Thursday, June 28, 2007

the pain of technology gaps

i just want everyone to know that i have tried to log on to post several times in the past week, and this is the first time that i have logged in successfully. I am trying to post more often, but keep in mind that i live in a third world country and we are in the 120 degree range right now. I have been cutting out a lot of sleep lately to avoid moving around outside of my CHU during anytime that the sun is up. unfortunately i work during the day so that is putting a cramp in my style. the "state of the art" body armor is once again a large george foreman grill and i find that spending more than five minutes in indirect sunlight is getting unbearable. we still arent to the hottest days of the summer. water conservation has reached a peak, and the showers have been shut off for 3 days now. let me tell you about that. first of all, i work around people that smell like they havent showered since bible times, but, then, to have myself and co-workers join in on the whole chirade, its almost more than my worn phyche can handle.
i am wholly exhausted. this is my least favorite time of the deployment. it never changes, and never fails. i am so tired that it hurts. sometimes i try to sleep, but no matter how long i sleep i still wake up tired. i wonder to myself what we are doing here, sometimes its clear, other times it is shrouded in the haze that blankets this country. indisciminate options rise from the desert floor and then shimmer and fade like the heat baking this war to an unfavorable end. I wish that i could look into the future and see if the work we are putting in here will eventually pay off, or if it is just futile investment in an unstable and shaky future.
i love you all and hope that somehow i find the motivation to keep going in this heat. Dad, i still have a bunch of otter-pops, and those really help give me a momentary burst of motivation...make me feel like a kid again.



Bob said...

Hey, Drew-

This post really grabbed me. If there was a way that I could drop some kind of magic salve into the mail, I'd do it ... even if was $1,000 per pound to send it. Of course, you'd need to share. :-)
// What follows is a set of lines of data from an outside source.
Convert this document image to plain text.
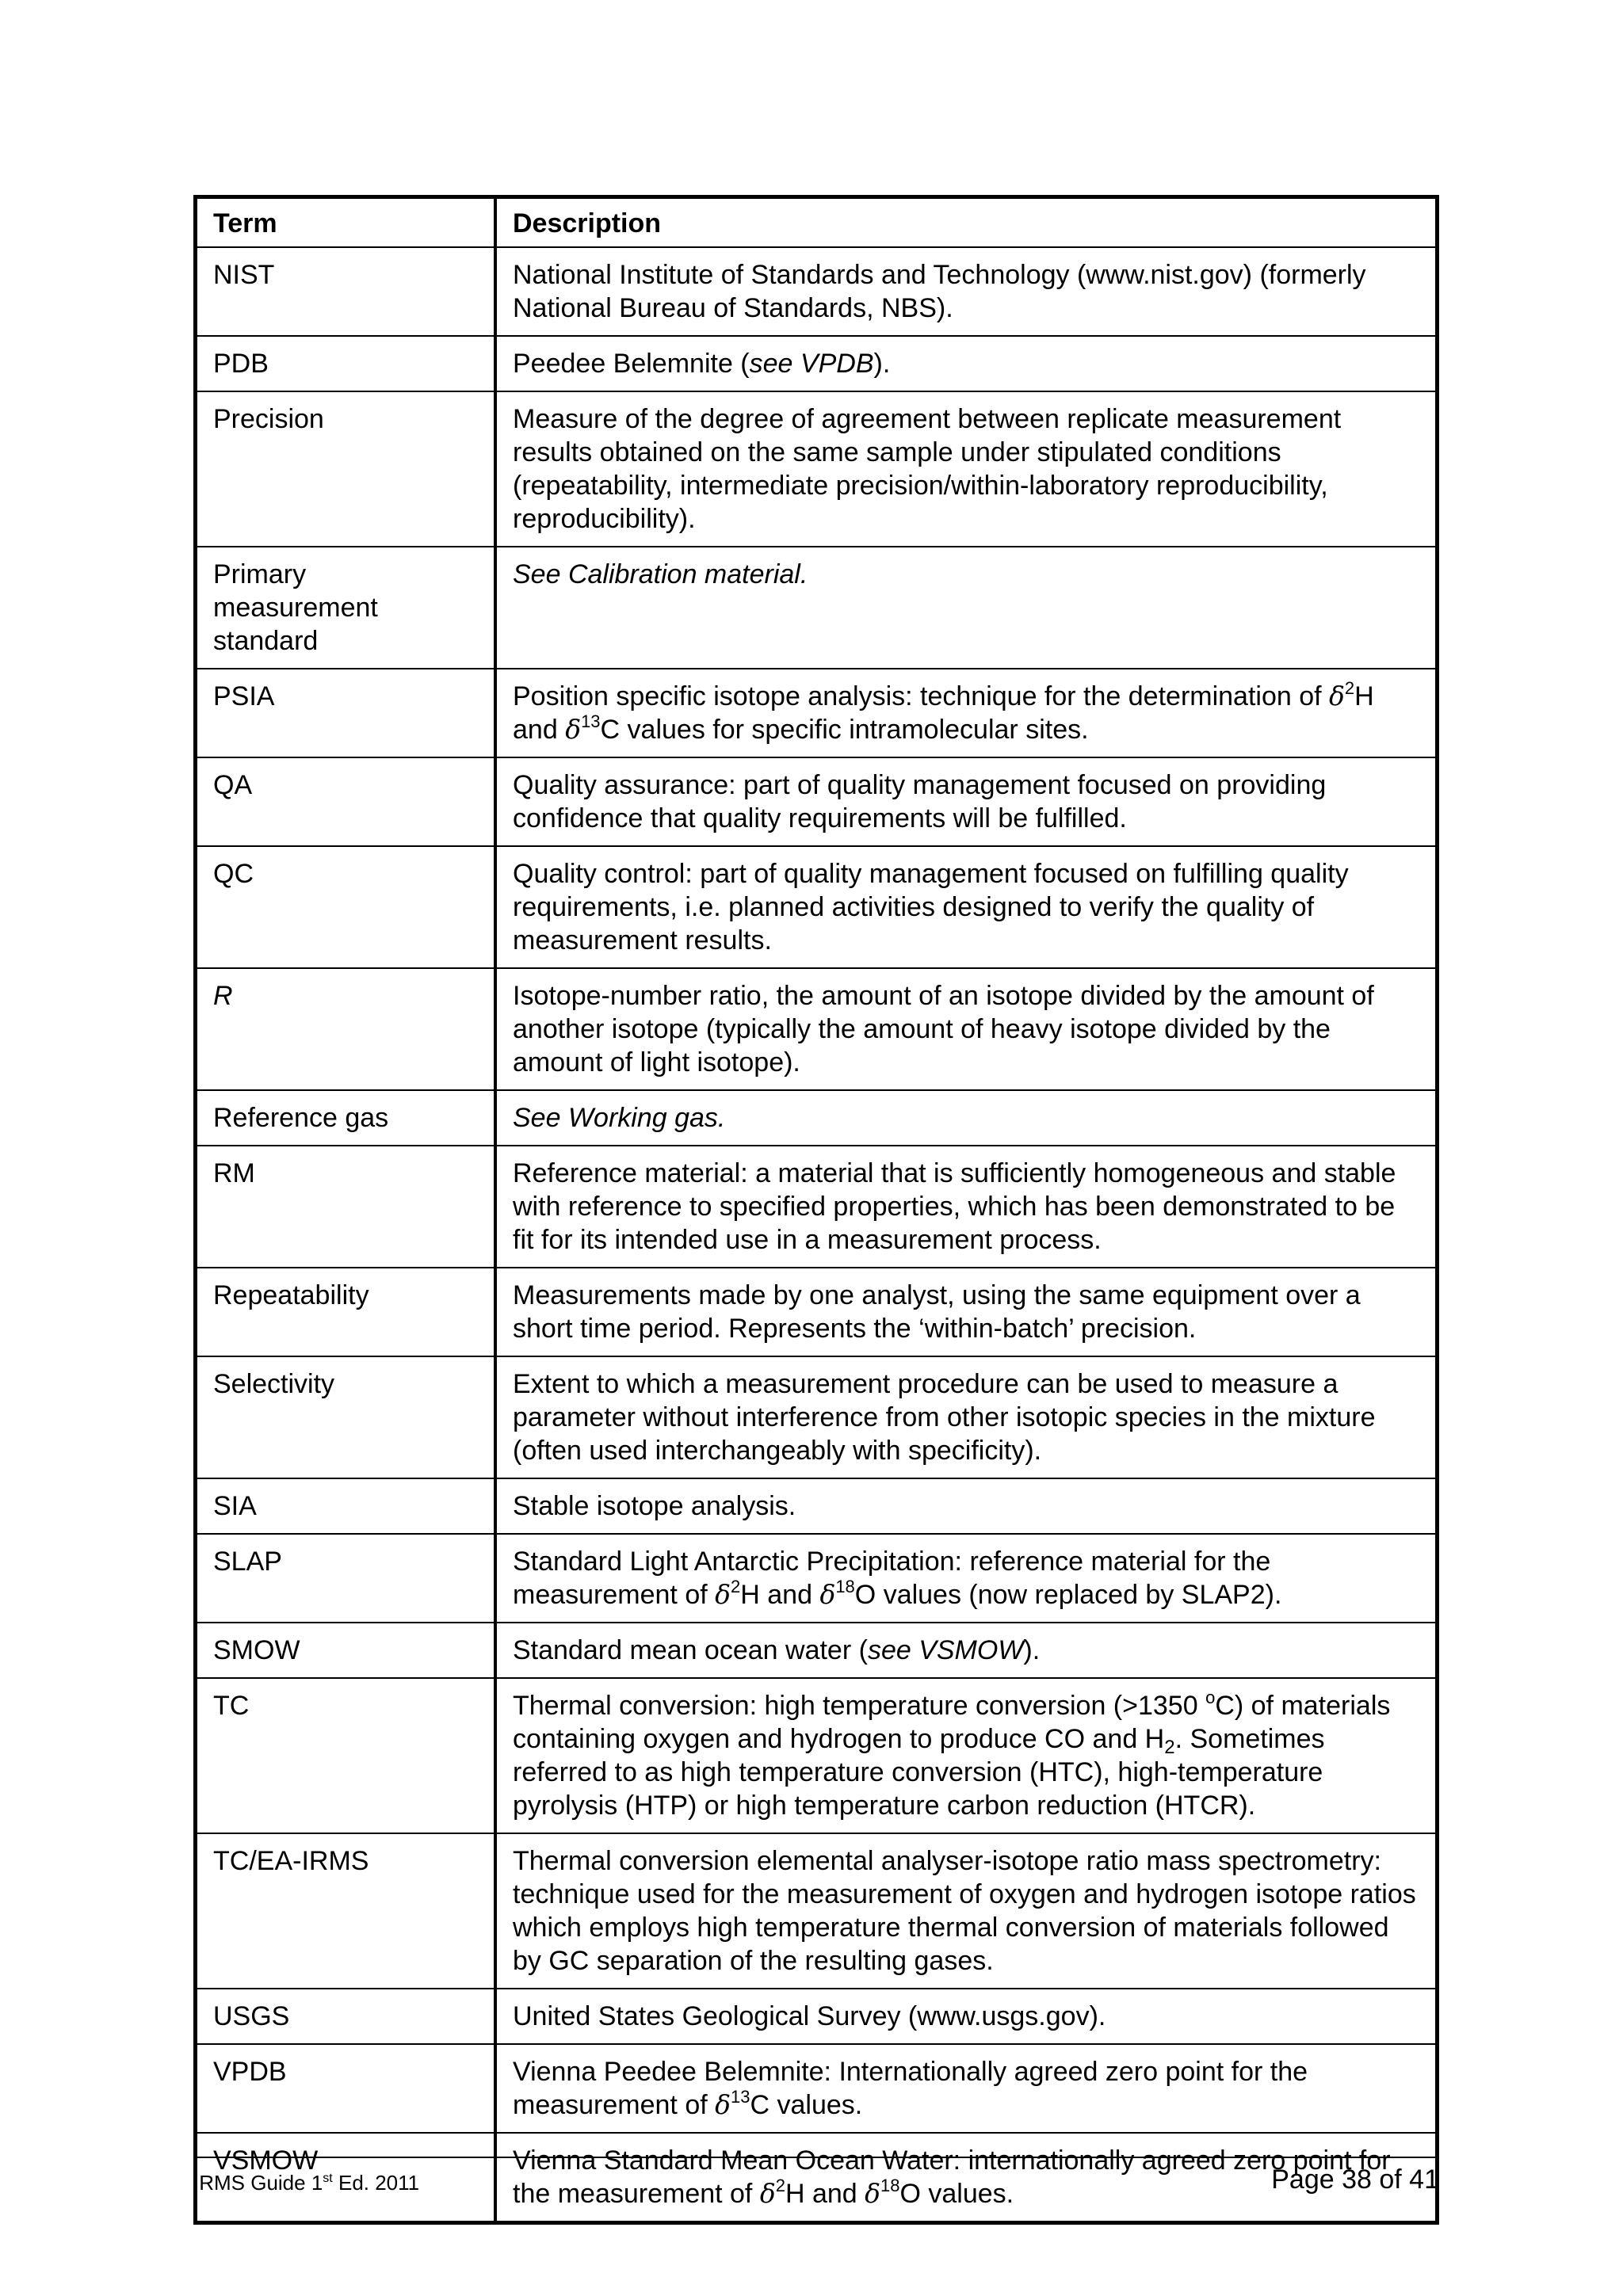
Term	Description
NIST	National Institute of Standards and Technology (www.nist.gov) (formerly National Bureau of Standards, NBS).
PDB	Peedee Belemnite (see VPDB).
Precision	Measure of the degree of agreement between replicate measurement results obtained on the same sample under stipulated conditions (repeatability, intermediate precision/within-laboratory reproducibility, reproducibility).
Primary
measurement
standard	See Calibration material.
PSIA	Position specific isotope analysis: technique for the determination of $\delta^2H$ and $\delta^{13}C$ values for specific intramolecular sites.
QA	Quality assurance: part of quality management focused on providing confidence that quality requirements will be fulfilled.
QC	Quality control: part of quality management focused on fulfilling quality requirements, i.e. planned activities designed to verify the quality of measurement results.
R	Isotope-number ratio, the amount of an isotope divided by the amount of another isotope (typically the amount of heavy isotope divided by the amount of light isotope).
Reference gas	See Working gas.
RM	Reference material: a material that is sufficiently homogeneous and stable with reference to specified properties, which has been demonstrated to be fit for its intended use in a measurement process.
Repeatability	Measurements made by one analyst, using the same equipment over a short time period. Represents the ‘within-batch’ precision.
Selectivity	Extent to which a measurement procedure can be used to measure a parameter without interference from other isotopic species in the mixture (often used interchangeably with specificity).
SIA	Stable isotope analysis.
SLAP	Standard Light Antarctic Precipitation: reference material for the measurement of $\delta^2H$ and $\delta^{18}O$ values (now replaced by SLAP2).
SMOW	Standard mean ocean water (see VSMOW).
TC	Thermal conversion: high temperature conversion (>1350 $^o$C) of materials containing oxygen and hydrogen to produce CO and $H_2$. Sometimes referred to as high temperature conversion (HTC), high-temperature pyrolysis (HTP) or high temperature carbon reduction (HTCR).
TC/EA-IRMS	Thermal conversion elemental analyser-isotope ratio mass spectrometry: technique used for the measurement of oxygen and hydrogen isotope ratios which employs high temperature thermal conversion of materials followed by GC separation of the resulting gases.
USGS	United States Geological Survey (www.usgs.gov).
VPDB	Vienna Peedee Belemnite: Internationally agreed zero point for the measurement of $\delta^{13}C$ values.
VSMOW	Vienna Standard Mean Ocean Water: internationally agreed zero point for the measurement of $\delta^2H$ and $\delta^{18}O$ values.
IRMS Guide 1st Ed. 2011	Page 38 of 41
Man, for what it's worth, the toughest thing I ever had to do was raise my kids alone after their mom left in '92. It was impossible. Sad. Broken. Exhausted. Nothing left inside. Doesn't compare to what you're dealing with, but it's still the toughest thing I've had to do and I'm almost fifty now.

The only way I could survive it was to treat it like making I had to make it through a blizzard (blizzards and sandboxes have a lot in common right now, I'm thinking): You concentrate on putting one foot in front of the other and keep moving forward ... eventually, you make it out the other side. You have no other choice, but you will survive the challenge. Honest.

Maybe that's just fake wisdom from the "cheap seats," but it's from the heart.

You'll make it, Drew. Lean on your family there and cherish them. You'll still value them when you're old like me. :)

Hang in there, Soldier. Hooah?

Patricia said...

Keep looking forward to the not so distant future of your homecoming...While it may not be the end of the war, it will be home for you!!! Cody can't wait to hang with you. He gets bigger everyday, 19 pounds already. I am getting some serious muscles! He can't crawl yet, but he is getting his tummy off the ground, and can roll all over the room...he has even started to pull himself up on things, exciting, but scary. He will be mobile soon, and terrorizing trigger and penny I am sure. WLY WMY Pete, Jason and Cody

Anonymous said...


I can't believe it has taken me so long to read your blog. You possess wisdom and experience far beyond your years. We here at home are awed by the sacrifice and diligence of you over there. Indeed most of us are full of questions about the war and waht it's outcome will be. But i have only sensed great admiration for people like you. I think you are the ones who will form the next generation of leaders in our country, and our world. May God bless you.